C’est aujourd’hui que le ministère de l’Industrie révèlera les fameuses listes des concessionnaires automobiles. Les Algériens, traditionnellement férus de mécanique, en témoigne le franc succès des Salons de l’auto des années 2000, risquent d’être un peu déçus à terme, en découvrant les prix des véhicules. Taxes, surtaxes et dévaluation du dinar placeront la voiture dans le rang des produits de luxe. Mais ne nous égarons pas beaucoup, l’automobile a encore de l’avenir en Algérie. Et pour cause le marché national n’a eu de cesse d’enfler entre 1998 et 2014, jusqu’à atteindre une croissance à deux chiffres. Il a progressé tellement vite que l’Algérie a figuré sur les tableaux de tous les constructeurs mondiaux, comme un marché de premier ordre. A ce propos un chiffre révélateur : plus de 5 milliards de dollars d’importation de véhicules prêts à l’emploi. Les industries européenne et asiatique se sont partagé le beau gâteau.
Mais là aussi, ne nous égarons pas et reconnaissons dans le secteur automobile, la France reste la destination première de l’Algérie officielle et de l’Algérie populaire. Car, il faut bien reconnaître que ce ne sont pas les autorités publiques qui obligent les Algériens à acheter français. Le marché était pendant des années ouvert et concurrentiel, mais cela n’a pas empêché les nôtre d’avoir un petit penchant pour le Made in France.
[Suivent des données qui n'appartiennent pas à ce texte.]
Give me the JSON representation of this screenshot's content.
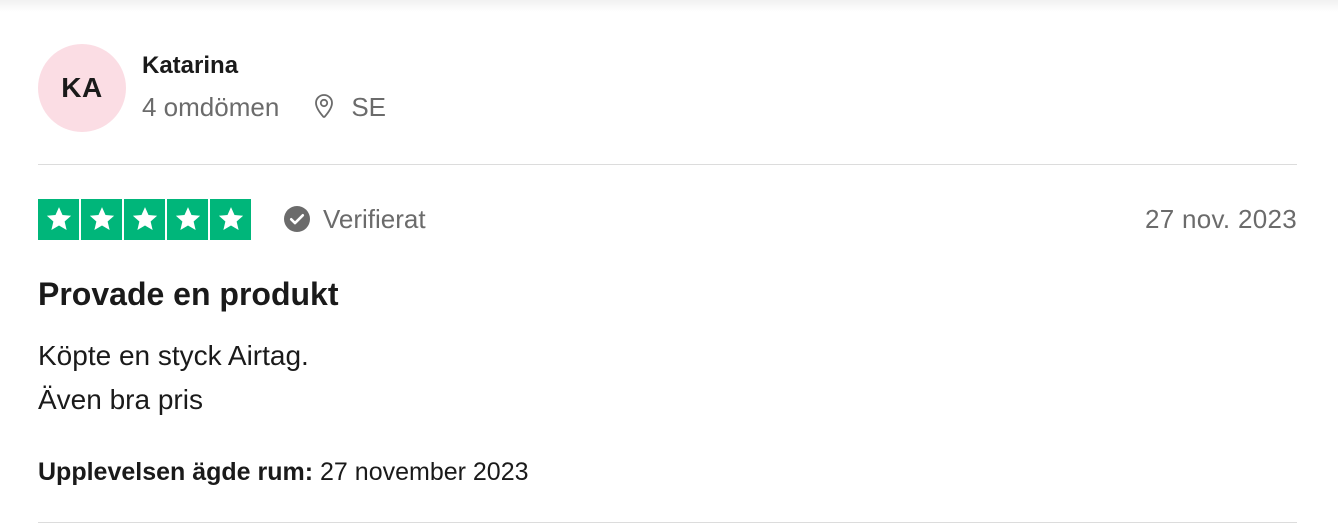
{
  "consumer": {
    "initials": "KA",
    "name": "Katarina",
    "reviews_count": "4 omdömen",
    "country": "SE",
    "avatar_color": "#fbdde4"
  },
  "review": {
    "rating": 5,
    "max_rating": 5,
    "star_color": "#00b67a",
    "verified_label": "Verifierat",
    "date": "27 nov. 2023",
    "title": "Provade en produkt",
    "body_lines": [
      "Köpte en styck Airtag.",
      "Även bra pris"
    ],
    "experience_label": "Upplevelsen ägde rum:",
    "experience_date": "27 november 2023"
  },
  "icons": {
    "location": "map-pin-icon",
    "verified": "check-circle-icon",
    "star": "star-icon"
  }
}
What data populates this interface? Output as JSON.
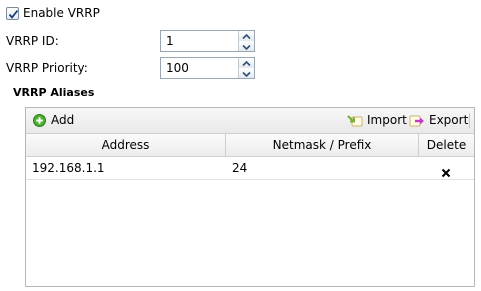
{
  "enable_vrrp": {
    "label": "Enable VRRP",
    "checked": true
  },
  "vrrp_id": {
    "label": "VRRP ID:",
    "value": "1"
  },
  "vrrp_priority": {
    "label": "VRRP Priority:",
    "value": "100"
  },
  "aliases": {
    "title": "VRRP Aliases",
    "toolbar": {
      "add_label": "Add",
      "import_label": "Import",
      "export_label": "Export"
    },
    "columns": [
      "Address",
      "Netmask / Prefix",
      "Delete"
    ],
    "rows": [
      {
        "address": "192.168.1.1",
        "netmask": "24",
        "delete_icon": "close-icon"
      }
    ]
  },
  "colors": {
    "add_icon": "#4caf2f",
    "import_icon": "#7cae3a",
    "export_icon": "#c23cbf"
  }
}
Ce ne sera donc pas le petit peuple qui irait critiquer le gouvernement de choisir les céréaliers français pour approvisionner le marché local.
Il reste que cette coïncidence amène à s’intéresser d’un peu plus près aux relations entre l’Algérie et son ancien colonisateur et plus globalement avec le reste du monde. Sommes-nous réellement affranchis du poids de l’économie occidental 58 ans après notre indépendance ? La réponse est oui et non. D’abord oui, par ce que l’origine de l’argent qui nous permet d’acheter le blé et les automobiles est exclusivement le nôtre. Il l’est devenu suite à une décision politique très courageuse qui, au passage, a permis au pays de se relever après la décennie noire. Mais la réponse est également « non » puisque nous achetons encore presque tout. Nous avons récupéré toutes nos richesses pour les redistribuer en quelque sorte.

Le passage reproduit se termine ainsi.